God, I feel like I’m ranting in circles here, but that is the ultimate downside of the movie is that it’s throwing three stories at you when and it really hurts the film in my opinion. But I don’t want to harp on the movie too much as there are good things in it.

For one, McConaughey is actually pretty legit here. You see the eyes of a man who doesn’t want to fight a war that he doesn’t believe in and I really do believe his performance. Maybe I don’t know why Newton simply ups and marries a black woman when he did have a wife and child before going into hiding only to be reunited some years later… and all living under the same roof, which would have been interesting grounds to develop on, but that sort of just happens… but I like I said, McConaughey is really good despite that.

Gugu Mbatha-Raw is actually really engaging as well as Rachel. In fact, she probably has the best character arch in the entire movie. Rachel starts off as a standard house slave with some skill in medical practice, but as per usual of the black community back then, she couldn’t read well and would occasionally sneak in some reading lessons from her masters as they teach their children. But over time during her time with Newton, Rachel learns how to read, and even fight in battles. If you think about that, she’s a black woman who was basically a war veteran. How accurate this is, I sure haven’t the foggiest idea, but if it is true… respect, girl. If it’s not true, don’t tell me because the badassery is too awesome and I don’t want it ruined. And after being a war vet, she winds up teaching kids how to read as well. She’s about the only character that feels like she went places in her life. This is Mbatha-Raw’s best role to date in my opinion.

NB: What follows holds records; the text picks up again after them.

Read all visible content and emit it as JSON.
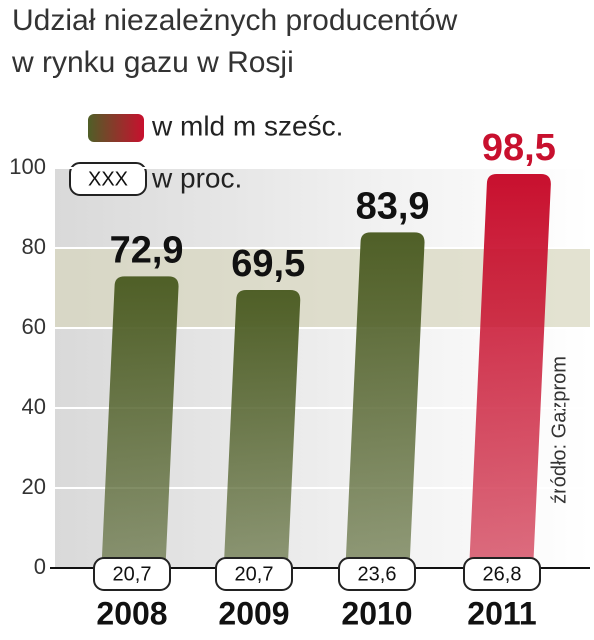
{
  "chart_data": {
    "type": "bar",
    "title_lines": [
      "Udział niezależnych producentów",
      "w rynku gazu w Rosji"
    ],
    "categories": [
      "2008",
      "2009",
      "2010",
      "2011"
    ],
    "series": [
      {
        "name": "w mld m sześc.",
        "colors": [
          "#4f5f27",
          "#4f5f27",
          "#4f5f27",
          "#c8102e"
        ],
        "values": [
          72.9,
          69.5,
          83.9,
          98.5
        ],
        "value_labels": [
          "72,9",
          "69,5",
          "83,9",
          "98,5"
        ],
        "label_colors": [
          "#111111",
          "#111111",
          "#111111",
          "#c8102e"
        ]
      }
    ],
    "shares": {
      "name": "w proc.",
      "sample": "XXX",
      "values": [
        20.7,
        20.7,
        23.6,
        26.8
      ],
      "value_labels": [
        "20,7",
        "20,7",
        "23,6",
        "26,8"
      ]
    },
    "ylim": [
      0,
      100
    ],
    "yticks": [
      0,
      20,
      40,
      60,
      80,
      100
    ],
    "grid": true,
    "source": "źródło: Gazprom"
  }
}
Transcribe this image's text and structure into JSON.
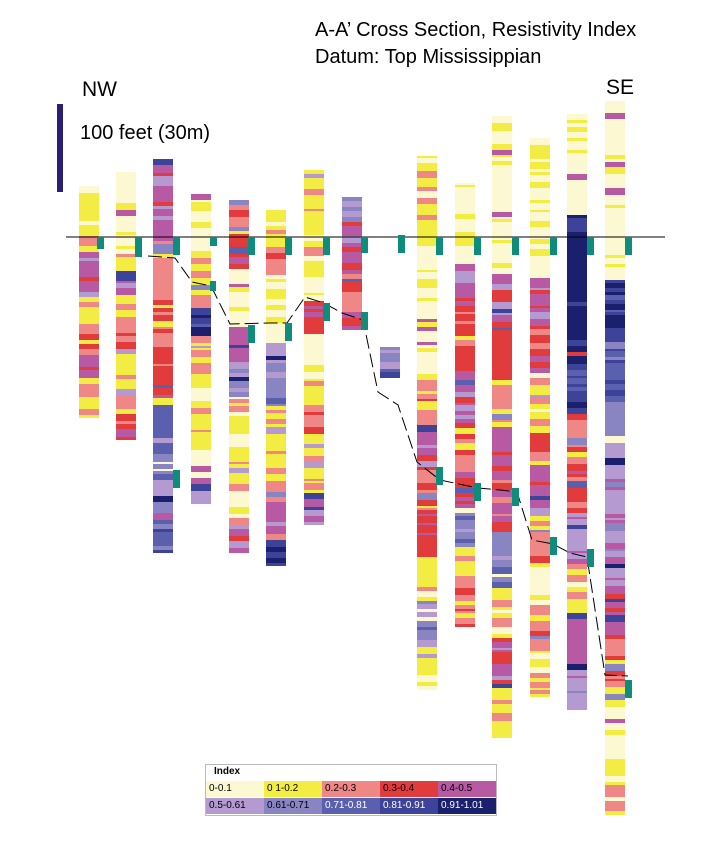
{
  "title": {
    "line1": "A-A’ Cross Section, Resistivity Index",
    "line2": "Datum: Top Mississippian"
  },
  "labels": {
    "left": "NW",
    "right": "SE"
  },
  "scale": {
    "label": "100 feet (30m)"
  },
  "legend": {
    "title": "Index",
    "items": [
      {
        "label": "0-0.1",
        "color": "#fbf8d2"
      },
      {
        "label": "0 1-0.2",
        "color": "#f3ec43"
      },
      {
        "label": "0.2-0.3",
        "color": "#ef8787"
      },
      {
        "label": "0.3-0.4",
        "color": "#e23b3b"
      },
      {
        "label": "0.4-0.5",
        "color": "#b75aa3"
      },
      {
        "label": "0.5-0.61",
        "color": "#b49ad0"
      },
      {
        "label": "0.61-0.71",
        "color": "#8985c2"
      },
      {
        "label": "0.71-0.81",
        "color": "#5b60ae"
      },
      {
        "label": "0.81-0.91",
        "color": "#3e439a"
      },
      {
        "label": "0.91-1.01",
        "color": "#1a1f6e"
      }
    ]
  },
  "colors": {
    "datum_line": "#000000",
    "formation_marker": "#0e8c7c",
    "scale_bar": "#2b1f73"
  }
}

The movie is far from perfect. It’s way too long and should have been chopped up into three movies instead of one long one. But what saves it from being bad is the core cast. McConaughey maintains his stance as an A-list actor in my book, but Mbatha-Raw is such an absolute scene-stealer, I might go so far as to say that I wish the movie was about her. I sure don’t hate the movie, but I do have to say, “viewer beware.” It’s a long movie. You will feel the length well before it ends. But it is an interesting story and you’ll want to see where it goes, but this is probably the first time that I say wait for it to come out on Netflix or Redbox. You’ll definitely need to use the pause button and take a break from it as it progresses. But it’s not a bad movie, it’s just a lot to watch and process.